Schreibende Menschen sind Menschen, die bereit sind, sich mutig auf Neues, Unbekanntes einzulassen. Menschen, die sich nicht mit erstbesten, automatisierten Gedanken zufrieden geben. Menschen, die dranbleiben, auch wenn es einmal schwierig wird und darauf achten, wie sie mit sich und anderen kommunizieren.
Schreibende Menschen sind Menschen, die regelmäßig über sich selbst und über ihren inneren Schweinehund hinauswachsen. Menschen, die strahlen, aufrecht stehen und an sich glauben. Meine Arbeit als Schreibpädagogin verstehe ich darin, Menschen alles beizubringen, was sie brauchen, um auf diese erfüllende und entwicklungsfördernde Art schreiben zu können.
Es gibt ein paar Sätze, die im Lauf meiner Schreibentwicklung und Schreibausbildung zu meinen Leitsätzen geworden sind. Die wichtigsten möchte ich hier mit Dir teilen:
Ein Wort ist schon sehr viel
Ein Wohlfühlwort, auf einem Post-It notiert und auf den Kühlschrank geklebt. Oder ein biestiges, trauriges, schreckliches Wort, endlich aufgeschrieben, endlich sichtbar, so dass man weinen kann: Die Kraft des Schreibens kann schon durch winzigste Texte, ja sogar durch ein einzigen Wort oder einen Satz wirksam werden.
Beim kreativen und literarischen Schreiben braucht es oft nur ein einziges „zündendes“ Wort, das den Fluss der Phantasie in Gang bringt. Ein solches Wort ist wie ein Goldnugget. Kreative Methoden helfen, solche Impulswörter und -Sätze zu finden, ohne dass es sich nach Arbeit anfühlt.
Hinter jedem Text steht ein Mensch
Was wir schreiben, ist Ausdruck dessen, was wir denken. Ja: Es ist Ausdruck dessen, was und wer wir im Augenblick sind. Der Schreibstil eines Menschen verrät viel darüber, was in seinem Kopf und in seiner Seele vorgeht. Man kann Muster erkennen; Ausgelassenes kann auf blinde Flecken hinweisen; die Ordnung, die sich zeigt, gibt Hinweise auf aktuelle Prioritäten; Ordnung, die sich noch nicht zeigt, weist auf nötige Klärungsschritte hin.

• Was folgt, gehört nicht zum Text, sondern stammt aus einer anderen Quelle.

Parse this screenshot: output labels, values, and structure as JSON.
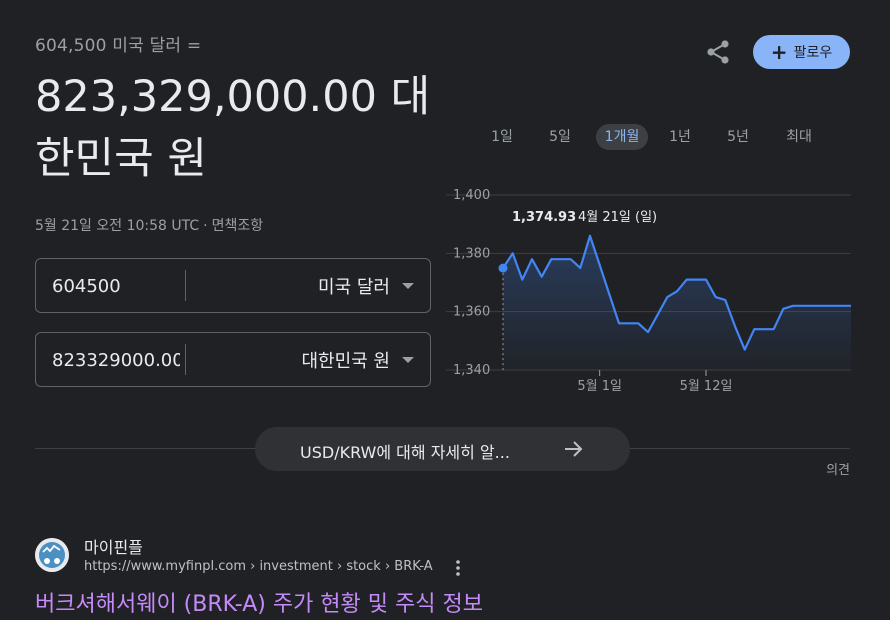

Wenn ich an Texten arbeite, verstehe ich das als Arbeit am ganzen Menschen. Textarbeit ist mehr als Handwerk. Es ist eine Lebensarbeit, die persönlichen Einsatz verlangt – und die entschiedene Bereitschaft, über aktuelle Denk- und Lebensmuster hinauszuwachsen.
Indem ich Texten Wertschätzung gebe, gebe ich auch Dir Wertschätzung. Das ist für mich untrennbar verbunden. Ich nehme Dich ernst, indem ich Deinen Text ernst nehme und gemeinsam mit Dir an seiner Qualität, an seiner Verständlichkeit und seiner Ausdruckskraft arbeite. Der Text ist das Medium, über das wir in die Arbeitsbeziehung treten, die Dich als schreibenden Menschen, aber auch als Menschen, der sich zeigt und in Beziehung tritt, stärkt.
Benennen befreit
Sobald wir etwas aufschreiben, ist es sichtbar, es ist aus uns herausgetreten. Auf das, was wir geschrieben haben, können wir in Ruhe schauen. Wir können uns sagen: „Ich bin mehr als das, was da steht, denn ich war in der Lage, es niederzuschreiben“. Wir können uns auch fragen, ob das, was da steht, tatsächlich die einzige und letztgültige Wahrheit ist. Texte sind herrlich, denn man kann sie verändern, überarbeiten und noch einmal, zwei Mal, immer wieder neu schreiben, in verschiedenen Varianten, aus verschiedenen Perspektiven. All das verleiht uns Gestaltungsmacht über unser Leben, über unser Denken und über unser Schicksal, das zu 99% aus den Automatismen unseres Lebens besteht. Schreiben befreit uns von Gedanken, die übermächtig scheinen, weil sie sich wie eine Schallplatte wiederholen.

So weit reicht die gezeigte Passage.